Six weeks after the last staged resection, the patient underwent left retrograde ureteropyelograpy, diagnostic ureteroscopy, and ureteral stent removal. The intraoperative retrograde ureteropyelograms demonstrated persistent moderate hydroureter and hydronephrosis, however, no further filling defects were identified. The ureter was tortuous, but patent. There was mild residual edematous ureteral tissue that was not consistent any new intraluminal masses.

Initial pathology reports confirmed a polypoid tissue with a mixture of stromal and epithelial elements that lacked significant cytologic atypia. The stroma was predominantly composed of plump spindle cells with scattered mast cells, displaying accentuation and moderate cellularity around the epithelial components. The epithelial component was predominantly seen as branching glandular profiles lined by columnar cells that were occasionally ciliated. Immunohistochemical stains showed epithelial cells strongly and diffusely positive for CK7 and PAX8 with focal rimming by CK20 and p63 positive cells, while the stromal component was diffusely and strongly positive for CD10 and ER (endoplasmic reticulum). Subsequent pathology reports revealed similar findings and confirmed a new diagnosis of MESTK.

Discussion

The surgical approach for this patient was based on the preliminary diagnosis of a fibroepithelial polyp. The diagnosis of fibroepithelial polyp guided the chosen surgical management, as most previous cases have reported successful treatment with endoscopic techniques.

Surprisingly, the final pathologic findings were of a MESTK. This rare biphasic tumor tends to occur in middle-aged women and is usually confined to the kidney. Studies assessing existing case reports on MESTK confirmed the shared characteristics of our tumor, which has stromal components of plump spindle cells and epithelial components of branching glands with columnar cells. Immunohistochemistry staining for both components were consistent with findings from the literature.

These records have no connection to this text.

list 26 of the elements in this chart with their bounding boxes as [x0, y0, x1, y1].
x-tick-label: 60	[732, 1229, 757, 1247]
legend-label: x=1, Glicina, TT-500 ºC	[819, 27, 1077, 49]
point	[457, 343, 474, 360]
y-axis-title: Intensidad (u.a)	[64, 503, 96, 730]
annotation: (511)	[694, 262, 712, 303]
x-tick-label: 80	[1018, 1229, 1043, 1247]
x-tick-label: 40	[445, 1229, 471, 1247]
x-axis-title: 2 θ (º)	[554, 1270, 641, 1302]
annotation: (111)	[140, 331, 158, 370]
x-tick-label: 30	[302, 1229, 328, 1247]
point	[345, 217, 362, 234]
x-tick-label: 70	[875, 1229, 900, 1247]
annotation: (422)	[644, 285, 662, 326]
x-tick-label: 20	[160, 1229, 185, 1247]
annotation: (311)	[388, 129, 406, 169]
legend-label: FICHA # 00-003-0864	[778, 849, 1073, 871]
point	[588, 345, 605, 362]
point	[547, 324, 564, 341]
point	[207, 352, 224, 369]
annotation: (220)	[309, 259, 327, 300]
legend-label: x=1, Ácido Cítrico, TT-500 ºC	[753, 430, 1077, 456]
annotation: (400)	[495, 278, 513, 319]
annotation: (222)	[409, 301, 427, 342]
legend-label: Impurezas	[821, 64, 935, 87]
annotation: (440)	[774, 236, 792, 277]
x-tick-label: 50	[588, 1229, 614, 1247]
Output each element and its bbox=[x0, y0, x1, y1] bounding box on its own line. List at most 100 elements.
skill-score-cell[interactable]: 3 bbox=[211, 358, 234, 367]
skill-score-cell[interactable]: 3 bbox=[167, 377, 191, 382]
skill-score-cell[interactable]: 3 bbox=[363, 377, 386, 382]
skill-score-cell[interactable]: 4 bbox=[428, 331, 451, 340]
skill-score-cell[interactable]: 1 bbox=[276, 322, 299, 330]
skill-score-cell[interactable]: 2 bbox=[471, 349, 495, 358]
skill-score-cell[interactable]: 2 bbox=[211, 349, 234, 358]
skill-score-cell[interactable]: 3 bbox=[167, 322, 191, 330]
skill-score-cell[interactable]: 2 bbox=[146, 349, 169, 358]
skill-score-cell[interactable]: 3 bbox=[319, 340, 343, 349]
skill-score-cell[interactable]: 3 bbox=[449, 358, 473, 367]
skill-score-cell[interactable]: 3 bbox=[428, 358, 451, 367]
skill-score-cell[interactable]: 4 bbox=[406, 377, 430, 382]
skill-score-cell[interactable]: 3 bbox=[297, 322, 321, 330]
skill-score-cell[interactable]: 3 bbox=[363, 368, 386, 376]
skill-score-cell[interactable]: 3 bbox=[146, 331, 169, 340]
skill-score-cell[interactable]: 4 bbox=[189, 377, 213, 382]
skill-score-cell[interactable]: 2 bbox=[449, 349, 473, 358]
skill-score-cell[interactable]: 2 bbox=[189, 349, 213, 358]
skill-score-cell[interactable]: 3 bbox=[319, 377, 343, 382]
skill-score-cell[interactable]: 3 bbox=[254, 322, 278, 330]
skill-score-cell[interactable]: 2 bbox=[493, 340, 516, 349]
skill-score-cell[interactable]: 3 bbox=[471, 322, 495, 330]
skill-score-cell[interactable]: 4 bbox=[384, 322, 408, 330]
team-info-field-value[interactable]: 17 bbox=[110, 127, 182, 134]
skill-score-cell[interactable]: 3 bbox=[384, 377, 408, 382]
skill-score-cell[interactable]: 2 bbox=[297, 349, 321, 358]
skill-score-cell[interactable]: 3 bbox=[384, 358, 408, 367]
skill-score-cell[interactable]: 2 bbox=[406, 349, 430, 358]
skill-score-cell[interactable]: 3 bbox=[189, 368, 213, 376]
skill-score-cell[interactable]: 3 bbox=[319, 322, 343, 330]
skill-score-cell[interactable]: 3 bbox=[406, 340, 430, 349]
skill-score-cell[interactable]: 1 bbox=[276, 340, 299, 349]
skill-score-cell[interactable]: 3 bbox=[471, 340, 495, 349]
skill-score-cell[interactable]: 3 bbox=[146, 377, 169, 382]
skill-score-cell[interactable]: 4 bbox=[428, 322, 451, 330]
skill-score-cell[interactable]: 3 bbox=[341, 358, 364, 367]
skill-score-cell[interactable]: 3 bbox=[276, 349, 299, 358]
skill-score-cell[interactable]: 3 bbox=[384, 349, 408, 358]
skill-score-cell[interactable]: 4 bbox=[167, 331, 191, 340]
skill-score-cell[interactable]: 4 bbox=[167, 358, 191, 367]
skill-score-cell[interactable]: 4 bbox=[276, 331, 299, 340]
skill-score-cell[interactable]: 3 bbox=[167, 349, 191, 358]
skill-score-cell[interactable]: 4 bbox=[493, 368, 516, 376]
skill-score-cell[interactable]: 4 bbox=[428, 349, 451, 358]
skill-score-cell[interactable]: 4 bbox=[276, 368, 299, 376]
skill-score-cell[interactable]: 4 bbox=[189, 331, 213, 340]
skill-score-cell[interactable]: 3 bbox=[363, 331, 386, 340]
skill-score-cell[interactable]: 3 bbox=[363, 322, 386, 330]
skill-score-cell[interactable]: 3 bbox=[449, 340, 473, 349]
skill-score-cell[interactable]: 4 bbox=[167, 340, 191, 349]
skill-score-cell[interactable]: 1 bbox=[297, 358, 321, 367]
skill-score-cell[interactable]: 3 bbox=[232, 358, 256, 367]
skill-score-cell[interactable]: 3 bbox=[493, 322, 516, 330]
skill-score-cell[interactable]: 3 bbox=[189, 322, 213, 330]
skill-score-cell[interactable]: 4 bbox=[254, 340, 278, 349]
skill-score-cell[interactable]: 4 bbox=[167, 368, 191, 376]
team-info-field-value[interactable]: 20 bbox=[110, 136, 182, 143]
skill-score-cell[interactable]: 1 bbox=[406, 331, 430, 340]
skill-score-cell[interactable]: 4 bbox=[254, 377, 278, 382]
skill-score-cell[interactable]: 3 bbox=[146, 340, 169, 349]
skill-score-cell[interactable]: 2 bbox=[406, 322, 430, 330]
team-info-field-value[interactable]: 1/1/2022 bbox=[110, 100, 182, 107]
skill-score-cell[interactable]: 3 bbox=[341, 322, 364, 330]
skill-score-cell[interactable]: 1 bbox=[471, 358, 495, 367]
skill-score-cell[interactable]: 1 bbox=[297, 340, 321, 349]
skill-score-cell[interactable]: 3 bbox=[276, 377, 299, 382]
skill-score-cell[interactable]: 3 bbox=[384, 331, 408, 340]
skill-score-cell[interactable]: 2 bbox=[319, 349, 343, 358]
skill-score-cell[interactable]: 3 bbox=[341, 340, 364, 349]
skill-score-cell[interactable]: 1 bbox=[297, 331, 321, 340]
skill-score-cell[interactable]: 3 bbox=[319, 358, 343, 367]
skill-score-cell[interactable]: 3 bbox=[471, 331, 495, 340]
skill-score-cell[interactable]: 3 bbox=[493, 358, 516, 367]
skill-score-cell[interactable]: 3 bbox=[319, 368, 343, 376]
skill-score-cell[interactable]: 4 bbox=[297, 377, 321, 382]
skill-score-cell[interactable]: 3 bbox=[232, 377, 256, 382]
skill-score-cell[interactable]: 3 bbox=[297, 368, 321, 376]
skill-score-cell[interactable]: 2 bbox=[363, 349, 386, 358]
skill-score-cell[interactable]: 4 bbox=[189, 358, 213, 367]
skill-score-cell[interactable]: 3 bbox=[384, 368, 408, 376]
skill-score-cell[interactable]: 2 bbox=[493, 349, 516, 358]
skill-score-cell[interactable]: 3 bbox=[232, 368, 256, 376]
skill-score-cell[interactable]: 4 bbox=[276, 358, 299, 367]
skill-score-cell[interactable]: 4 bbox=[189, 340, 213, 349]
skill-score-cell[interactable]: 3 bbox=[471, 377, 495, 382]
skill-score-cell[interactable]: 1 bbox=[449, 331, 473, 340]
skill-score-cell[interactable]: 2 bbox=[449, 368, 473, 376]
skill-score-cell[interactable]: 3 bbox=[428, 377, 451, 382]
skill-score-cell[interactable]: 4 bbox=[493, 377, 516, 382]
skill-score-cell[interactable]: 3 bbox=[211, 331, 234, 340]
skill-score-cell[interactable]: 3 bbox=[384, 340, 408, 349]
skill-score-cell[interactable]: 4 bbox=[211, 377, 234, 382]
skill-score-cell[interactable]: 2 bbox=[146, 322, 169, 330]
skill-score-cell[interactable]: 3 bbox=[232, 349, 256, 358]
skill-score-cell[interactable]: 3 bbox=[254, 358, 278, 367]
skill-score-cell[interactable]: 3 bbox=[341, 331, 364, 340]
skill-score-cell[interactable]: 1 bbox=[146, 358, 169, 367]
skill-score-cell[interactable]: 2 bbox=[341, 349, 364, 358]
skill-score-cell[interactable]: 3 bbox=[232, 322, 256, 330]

The typical surgical management for MESTK is a partial or simple nephrectomy due to the nature of its location. The treatment of our patient in a minimally invasive, endoscopic fashion was aimed to help optimize and preserve her renal function. Our report four individual stages of ureteroscopic and percutaneous resections proved to be effective and represents the first documentation of such an approach for the treatment of a MESTK, which is a nephron sparing alternative. At the six-week follow-up ureteroscopy and retrograde pyelogram, there were no signs of recurrence; however longer follow-up is needed to asses success of this intervention.

Conclusion

MESTKs usually present in peri-menopausal women and the pathology is typically confined to the kidney. The differential diagnosis in women with a history of estrogen exposure, a ureteral lesion, flank pain, and hematuria should be expanded to include ureteral neoplasms and renal tumors. Optimal surgical management, directed by location and extent of the lesion, and the need to preserve nephron units, should include consideration of a ureteroscopic and percutaneous approach to resection.

Sources of funding

No Funding.

Consent

Written informed consent was obtained from the patient for publication of this case report and accompanying images.

Declaration of competing interest

The authors declare that they have no conflict of interest.